What Is the Biggest Mountain on Mars?

Mars, often called the Red Planet, is defined by geological features that dwarf anything found on Earth, especially its massive, long-extinct volcanoes. The largest mountain on Mars, and indeed the entire solar system, is the shield volcano known as Olympus Mons. Its size delivers a sense of the scale of Martian geology.

Identifying the Largest Mountain

Olympus Mons is a shield volcano, characterized by its broad base and gently sloping sides, which resembles a warrior’s shield lying on the ground. It towers far above the surrounding plains of Mars to a height of nearly 22 kilometers (approximately 13.6 miles). This makes it almost three times taller than Earth’s Mount Everest measured from sea level.

The volcano’s base stretches across a diameter of roughly 600 to 700 kilometers, an area comparable to the entire state of Arizona or the country of France. Despite its height, the mountain’s flanks have an average slope of only about 5 percent. This gradual incline is a characteristic feature of a shield volcano, built up by highly fluid lava flows over eons.

At its summit, Olympus Mons features a complex structure of six nested calderas, which are collapsed craters that formed as magma chambers emptied beneath the surface. This entire caldera complex measures about 85 kilometers across, a depression large enough to contain a major metropolitan area.

The Geological Context of Formation

The primary reason Olympus Mons grew so large is the absence of plate tectonics on Mars. On Earth, moving tectonic plates constantly shift the crust over underlying magma hotspots, limiting volcanic growth. Since the Martian crust remains fixed, a single magma plume continuously erupted at the same location for billions of years, piling material into one structure.

This extended, uninterrupted period of volcanic activity allowed the mountain to accumulate a large volume of basaltic rock. The low-viscosity lava flowed easily and spread widely, creating the characteristic broad, shallow slopes of the shield volcano type. Furthermore, the lower surface gravity on Mars played a significant role, allowing the structure to grow much taller before collapsing under its own mass.

The combination of a stationary crust and reduced gravitational pull resulted in a single, stable vent that continually fed the volcano. This process allowed the structure to achieve a height and volume not physically possible under Earth’s geological conditions.

Comparing Martian and Terrestrial Giants

Comparing Olympus Mons with the largest mountains on Earth helps put its scale into perspective. Earth’s highest mountain above sea level, Mount Everest, reaches a peak of about 8.8 kilometers. Olympus Mons is roughly two-and-a-half times that height, making it a different class of mountain.

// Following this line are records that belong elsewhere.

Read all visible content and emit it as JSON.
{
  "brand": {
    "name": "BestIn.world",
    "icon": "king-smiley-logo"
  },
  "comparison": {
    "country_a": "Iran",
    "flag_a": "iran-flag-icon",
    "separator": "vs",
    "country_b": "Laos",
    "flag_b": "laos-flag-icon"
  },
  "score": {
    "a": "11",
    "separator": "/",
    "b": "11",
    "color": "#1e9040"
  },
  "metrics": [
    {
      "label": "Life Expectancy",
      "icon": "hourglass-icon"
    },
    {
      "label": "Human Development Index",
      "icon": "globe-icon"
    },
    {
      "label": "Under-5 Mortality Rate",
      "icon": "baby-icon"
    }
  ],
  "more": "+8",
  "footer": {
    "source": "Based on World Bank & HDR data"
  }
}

When considering Earth’s largest shield volcano by volume, Mauna Kea in Hawaii, the difference is clear. Mauna Kea rises approximately 10 kilometers from its base on the ocean floor to its summit. However, the base of Olympus Mons is nearly six times wider than Mauna Kea’s base, demonstrating a difference in overall volume and footprint.

The Martian volcano covers an area so large that its curvature causes the peak to disappear below the horizon line when viewed from its base. If a person were standing on the summit, the base would not be visible due to the planet’s curvature.

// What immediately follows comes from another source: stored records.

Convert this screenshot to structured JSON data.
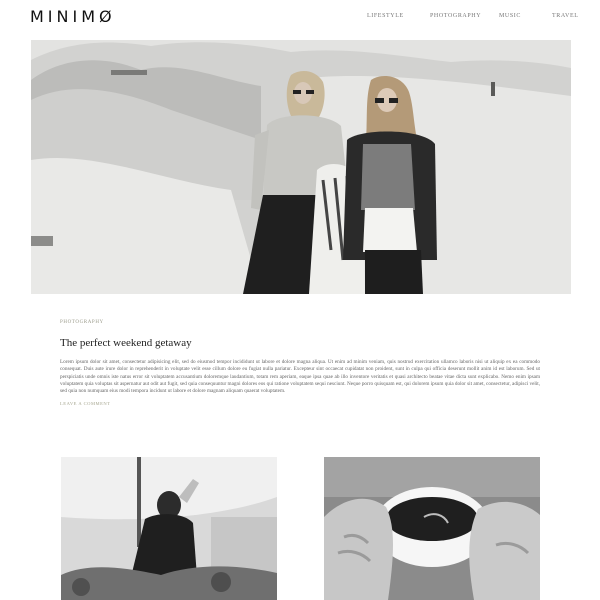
{
  "site": {
    "logo": "MINIMØ"
  },
  "nav": [
    {
      "label": "LIFESTYLE"
    },
    {
      "label": "PHOTOGRAPHY"
    },
    {
      "label": "MUSIC"
    },
    {
      "label": "TRAVEL"
    }
  ],
  "post": {
    "category": "PHOTOGRAPHY",
    "title": "The perfect weekend getaway",
    "excerpt": "Lorem ipsum dolor sit amet, consectetur adipisicing elit, sed do eiusmod tempor incididunt ut labore et dolore magna aliqua. Ut enim ad minim veniam, quis nostrud exercitation ullamco laboris nisi ut aliquip ex ea commodo consequat. Duis aute irure dolor in reprehenderit in voluptate velit esse cillum dolore eu fugiat nulla pariatur. Excepteur sint occaecat cupidatat non proident, sunt in culpa qui officia deserunt mollit anim id est laborum. Sed ut perspiciatis unde omnis iste natus error sit voluptatem accusantium doloremque laudantium, totam rem aperiam, eaque ipsa quae ab illo inventore veritatis et quasi architecto beatae vitae dicta sunt explicabo. Nemo enim ipsam voluptatem quia voluptas sit aspernatur aut odit aut fugit, sed quia consequuntur magni dolores eos qui ratione voluptatem sequi nesciunt. Neque porro quisquam est, qui dolorem ipsum quia dolor sit amet, consectetur, adipisci velit, sed quia non numquam eius modi tempora incidunt ut labore et dolore magnam aliquam quaerat voluptatem.",
    "comment_link": "LEAVE A COMMENT"
  }
}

The Surrounding Volcanic Region

Olympus Mons is situated near the northwestern edge of the Tharsis Bulge, an elevated volcanic plateau near the Martian equator. This bulge is a region of volcanic activity raised up to 10 kilometers above the average Martian surface. The weight of this region is believed to have had significant effects on the planet’s geological history.

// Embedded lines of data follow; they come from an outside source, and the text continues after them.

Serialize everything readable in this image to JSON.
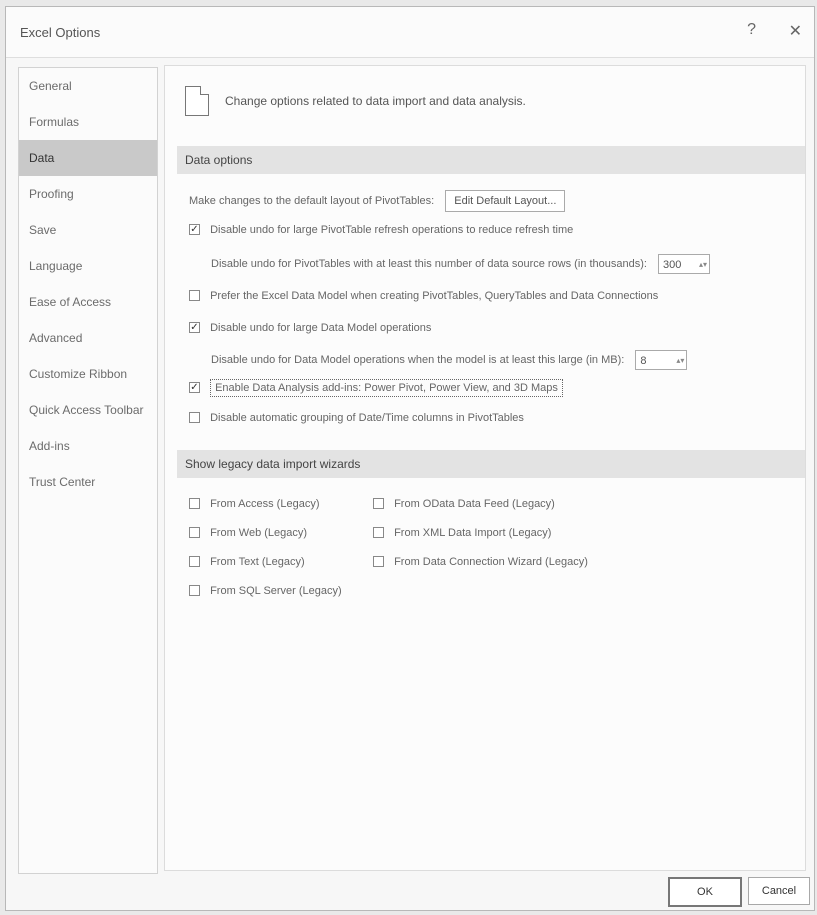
{
  "window": {
    "title": "Excel Options",
    "help_glyph": "?",
    "close_glyph": "✕"
  },
  "sidebar": {
    "items": [
      {
        "label": "General"
      },
      {
        "label": "Formulas"
      },
      {
        "label": "Data"
      },
      {
        "label": "Proofing"
      },
      {
        "label": "Save"
      },
      {
        "label": "Language"
      },
      {
        "label": "Ease of Access"
      },
      {
        "label": "Advanced"
      },
      {
        "label": "Customize Ribbon"
      },
      {
        "label": "Quick Access Toolbar"
      },
      {
        "label": "Add-ins"
      },
      {
        "label": "Trust Center"
      }
    ],
    "active_index": 2
  },
  "main": {
    "header": "Change options related to data import and data analysis.",
    "data_options": {
      "title": "Data options",
      "default_layout_text": "Make changes to the default layout of PivotTables:",
      "edit_layout_button": "Edit Default Layout...",
      "undo_pivot_label": "Disable undo for large PivotTable refresh operations to reduce refresh time",
      "undo_pivot_checked": true,
      "pivot_rows_text": "Disable undo for PivotTables with at least this number of data source rows (in thousands):",
      "pivot_rows_value": "300",
      "prefer_data_model_label": "Prefer the Excel Data Model when creating PivotTables, QueryTables and Data Connections",
      "prefer_data_model_checked": false,
      "undo_data_model_label": "Disable undo for large Data Model operations",
      "undo_data_model_checked": true,
      "data_model_size_text": "Disable undo for Data Model operations when the model is at least this large (in MB):",
      "data_model_size_value": "8",
      "enable_addins_label": "Enable Data Analysis add-ins: Power Pivot, Power View, and 3D Maps",
      "enable_addins_checked": true,
      "disable_grouping_label": "Disable automatic grouping of Date/Time columns in PivotTables",
      "disable_grouping_checked": false
    },
    "legacy": {
      "title": "Show legacy data import wizards",
      "items": [
        {
          "label": "From Access (Legacy)",
          "checked": false
        },
        {
          "label": "From OData Data Feed (Legacy)",
          "checked": false
        },
        {
          "label": "From Web (Legacy)",
          "checked": false
        },
        {
          "label": "From XML Data Import (Legacy)",
          "checked": false
        },
        {
          "label": "From Text (Legacy)",
          "checked": false
        },
        {
          "label": "From Data Connection Wizard (Legacy)",
          "checked": false
        },
        {
          "label": "From SQL Server (Legacy)",
          "checked": false
        }
      ]
    }
  },
  "footer": {
    "ok": "OK",
    "cancel": "Cancel"
  }
}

The Tharsis Bulge is also home to three other shield volcanoes, which collectively form the Tharsis Montes chain: Ascraeus Mons, Pavonis Mons, and Arsia Mons. These three mountains are aligned in a straight line extending for thousands of kilometers. Each of the Tharsis Montes individually dwarfs any volcano on Earth.

Ascraeus Mons, for example, is the tallest of the three, rising 18 kilometers above the Tharsis plateau itself. The presence of these four volcanoes underscores that the Tharsis region was the center of prolonged volcanic activity on Mars.